"Jovens, eu vos escrevi, porque sois fortes, e a palavra de Deus permanece em vós, e tendes vencido o Maligno.” 1º João 2.14

O primeiro mandamento

No último sábado iniciamos uma série de mensagens que tratarão sobre os 10 mandamentos. Para fins de complementação das mensagens pregadas nos cultos, sempre que um mandamento for tratado, estaremos postando aqui um comentário de João Calvino sobre o mesmo. No último sábado, o nosso irmão e seminarista Alexandre Henrique, fez uma introdução contextual dos 10 mandamentos e tratou sobre o primeiro. Vejamos o que Calvino fala nas Institutas.

O primeiro mandamento 

“Não terás outros deuses diante de mim.”(Êxodo 20.2,3)

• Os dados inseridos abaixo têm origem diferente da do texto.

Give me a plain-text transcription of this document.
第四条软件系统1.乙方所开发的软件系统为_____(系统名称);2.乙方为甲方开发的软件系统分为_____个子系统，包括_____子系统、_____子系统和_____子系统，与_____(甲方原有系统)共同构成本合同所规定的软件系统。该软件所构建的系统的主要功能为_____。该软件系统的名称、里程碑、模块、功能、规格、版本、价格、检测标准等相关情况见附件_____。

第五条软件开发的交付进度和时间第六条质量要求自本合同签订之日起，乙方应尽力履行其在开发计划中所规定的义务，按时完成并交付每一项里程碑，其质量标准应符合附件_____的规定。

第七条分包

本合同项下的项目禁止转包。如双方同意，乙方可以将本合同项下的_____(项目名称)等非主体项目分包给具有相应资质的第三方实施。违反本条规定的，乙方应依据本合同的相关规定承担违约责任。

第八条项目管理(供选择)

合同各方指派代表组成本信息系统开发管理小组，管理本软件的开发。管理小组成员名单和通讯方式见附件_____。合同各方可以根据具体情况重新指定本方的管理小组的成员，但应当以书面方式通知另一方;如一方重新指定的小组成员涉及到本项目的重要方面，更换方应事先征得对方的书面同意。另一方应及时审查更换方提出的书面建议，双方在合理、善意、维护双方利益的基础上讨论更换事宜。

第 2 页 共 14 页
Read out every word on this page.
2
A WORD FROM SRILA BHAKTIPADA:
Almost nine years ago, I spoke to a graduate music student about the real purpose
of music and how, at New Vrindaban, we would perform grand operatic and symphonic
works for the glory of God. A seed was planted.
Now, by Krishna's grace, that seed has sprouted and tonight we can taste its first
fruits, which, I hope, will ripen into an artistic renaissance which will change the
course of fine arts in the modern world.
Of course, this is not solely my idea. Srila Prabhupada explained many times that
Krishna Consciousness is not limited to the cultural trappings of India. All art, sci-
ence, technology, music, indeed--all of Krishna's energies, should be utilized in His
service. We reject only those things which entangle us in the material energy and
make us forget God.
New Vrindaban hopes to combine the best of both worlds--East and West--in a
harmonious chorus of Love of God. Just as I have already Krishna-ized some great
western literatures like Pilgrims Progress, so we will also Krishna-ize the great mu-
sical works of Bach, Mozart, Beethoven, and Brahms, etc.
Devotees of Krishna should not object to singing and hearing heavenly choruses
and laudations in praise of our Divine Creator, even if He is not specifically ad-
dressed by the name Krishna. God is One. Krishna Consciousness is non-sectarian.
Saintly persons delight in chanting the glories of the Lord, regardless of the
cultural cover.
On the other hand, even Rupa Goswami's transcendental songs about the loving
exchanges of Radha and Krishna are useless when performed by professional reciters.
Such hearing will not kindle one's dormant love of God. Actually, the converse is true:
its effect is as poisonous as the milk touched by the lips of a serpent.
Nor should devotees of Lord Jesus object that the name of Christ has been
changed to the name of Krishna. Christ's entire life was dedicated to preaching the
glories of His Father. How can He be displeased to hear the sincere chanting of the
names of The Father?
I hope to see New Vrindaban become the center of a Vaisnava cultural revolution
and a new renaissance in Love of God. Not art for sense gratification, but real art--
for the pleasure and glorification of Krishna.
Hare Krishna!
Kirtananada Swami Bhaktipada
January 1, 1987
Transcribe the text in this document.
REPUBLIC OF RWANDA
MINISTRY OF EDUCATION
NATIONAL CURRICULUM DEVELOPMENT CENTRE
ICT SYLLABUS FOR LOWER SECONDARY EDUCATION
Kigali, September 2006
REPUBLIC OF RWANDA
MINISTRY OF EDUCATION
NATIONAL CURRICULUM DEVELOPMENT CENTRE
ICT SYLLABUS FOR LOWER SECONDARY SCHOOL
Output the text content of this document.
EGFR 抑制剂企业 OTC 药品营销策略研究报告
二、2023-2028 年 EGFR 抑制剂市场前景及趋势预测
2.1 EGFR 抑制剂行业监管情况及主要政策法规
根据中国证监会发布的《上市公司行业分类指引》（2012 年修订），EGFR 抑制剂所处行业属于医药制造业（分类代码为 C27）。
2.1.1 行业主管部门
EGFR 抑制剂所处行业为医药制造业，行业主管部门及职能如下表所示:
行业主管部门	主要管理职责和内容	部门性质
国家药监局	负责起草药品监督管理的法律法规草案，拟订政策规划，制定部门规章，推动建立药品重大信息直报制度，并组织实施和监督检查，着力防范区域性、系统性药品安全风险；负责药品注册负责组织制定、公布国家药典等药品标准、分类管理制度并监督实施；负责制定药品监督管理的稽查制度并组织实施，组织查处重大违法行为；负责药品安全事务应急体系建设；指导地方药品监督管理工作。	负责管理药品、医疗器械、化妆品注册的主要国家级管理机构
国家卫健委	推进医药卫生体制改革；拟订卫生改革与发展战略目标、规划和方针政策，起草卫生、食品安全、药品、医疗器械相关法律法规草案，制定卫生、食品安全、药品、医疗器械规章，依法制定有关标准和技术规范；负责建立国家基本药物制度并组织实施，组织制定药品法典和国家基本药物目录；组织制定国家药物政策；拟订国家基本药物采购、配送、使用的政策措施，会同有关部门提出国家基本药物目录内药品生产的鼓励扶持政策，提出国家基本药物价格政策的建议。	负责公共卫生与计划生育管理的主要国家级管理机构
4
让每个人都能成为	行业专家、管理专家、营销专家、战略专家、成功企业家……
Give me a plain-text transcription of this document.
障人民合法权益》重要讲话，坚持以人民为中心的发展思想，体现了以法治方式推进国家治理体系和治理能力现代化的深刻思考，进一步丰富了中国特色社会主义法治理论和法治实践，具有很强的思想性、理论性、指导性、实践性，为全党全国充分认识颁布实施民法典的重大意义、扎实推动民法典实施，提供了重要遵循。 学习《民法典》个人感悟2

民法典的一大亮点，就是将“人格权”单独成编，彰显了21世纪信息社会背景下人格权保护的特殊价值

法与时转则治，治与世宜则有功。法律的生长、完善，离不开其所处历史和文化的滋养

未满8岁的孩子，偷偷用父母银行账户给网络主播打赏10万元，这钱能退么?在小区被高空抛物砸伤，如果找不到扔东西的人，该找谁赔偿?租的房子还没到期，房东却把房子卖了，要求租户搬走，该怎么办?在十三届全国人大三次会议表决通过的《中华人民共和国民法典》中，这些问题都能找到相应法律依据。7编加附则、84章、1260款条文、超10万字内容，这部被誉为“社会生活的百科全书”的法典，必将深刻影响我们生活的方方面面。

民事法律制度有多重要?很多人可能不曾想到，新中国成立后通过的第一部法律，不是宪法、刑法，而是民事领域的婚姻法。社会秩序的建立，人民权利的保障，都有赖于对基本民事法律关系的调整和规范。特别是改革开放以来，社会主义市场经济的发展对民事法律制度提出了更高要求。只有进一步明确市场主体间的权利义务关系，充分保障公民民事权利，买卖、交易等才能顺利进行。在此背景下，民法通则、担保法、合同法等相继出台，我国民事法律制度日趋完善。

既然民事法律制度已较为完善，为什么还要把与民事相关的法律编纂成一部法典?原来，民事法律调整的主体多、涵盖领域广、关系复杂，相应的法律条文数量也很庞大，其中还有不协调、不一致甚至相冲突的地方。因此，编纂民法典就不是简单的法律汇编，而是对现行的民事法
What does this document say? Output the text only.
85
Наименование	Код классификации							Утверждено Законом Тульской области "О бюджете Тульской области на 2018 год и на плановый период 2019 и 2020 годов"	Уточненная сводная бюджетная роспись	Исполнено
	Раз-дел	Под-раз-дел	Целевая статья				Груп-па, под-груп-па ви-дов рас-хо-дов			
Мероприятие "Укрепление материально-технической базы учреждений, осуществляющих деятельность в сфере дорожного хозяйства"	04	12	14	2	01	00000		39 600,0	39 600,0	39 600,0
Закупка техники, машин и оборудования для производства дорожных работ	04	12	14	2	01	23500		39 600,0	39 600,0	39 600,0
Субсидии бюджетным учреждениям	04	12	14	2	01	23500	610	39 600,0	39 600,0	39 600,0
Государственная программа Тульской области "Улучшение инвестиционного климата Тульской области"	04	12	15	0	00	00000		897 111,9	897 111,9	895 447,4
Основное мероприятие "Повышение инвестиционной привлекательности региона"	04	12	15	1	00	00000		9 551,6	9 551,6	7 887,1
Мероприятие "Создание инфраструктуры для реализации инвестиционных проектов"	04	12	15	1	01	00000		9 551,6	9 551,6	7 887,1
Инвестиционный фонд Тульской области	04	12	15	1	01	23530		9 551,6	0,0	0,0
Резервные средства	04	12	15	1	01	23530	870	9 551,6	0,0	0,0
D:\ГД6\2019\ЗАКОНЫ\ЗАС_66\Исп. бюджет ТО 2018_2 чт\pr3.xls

Sobre cada mandamento, Calvino tem muito a dizer. Por isso, parece-nos necessário dedicar apenas um post à seção em que ele explica o primeiro preceito do Decálogo. Diz-nos o Senhor que não podemos dar a outro aquilo que só a ele pertence.

“O fim deste mandamento é que Deus quer ser o único a ter a preeminência em seu povo e nele exercer seu direito em plena medida… não podemos ter Deus sem que, ao mesmo tempo, abracemos as coisas que lhe são próprias. ”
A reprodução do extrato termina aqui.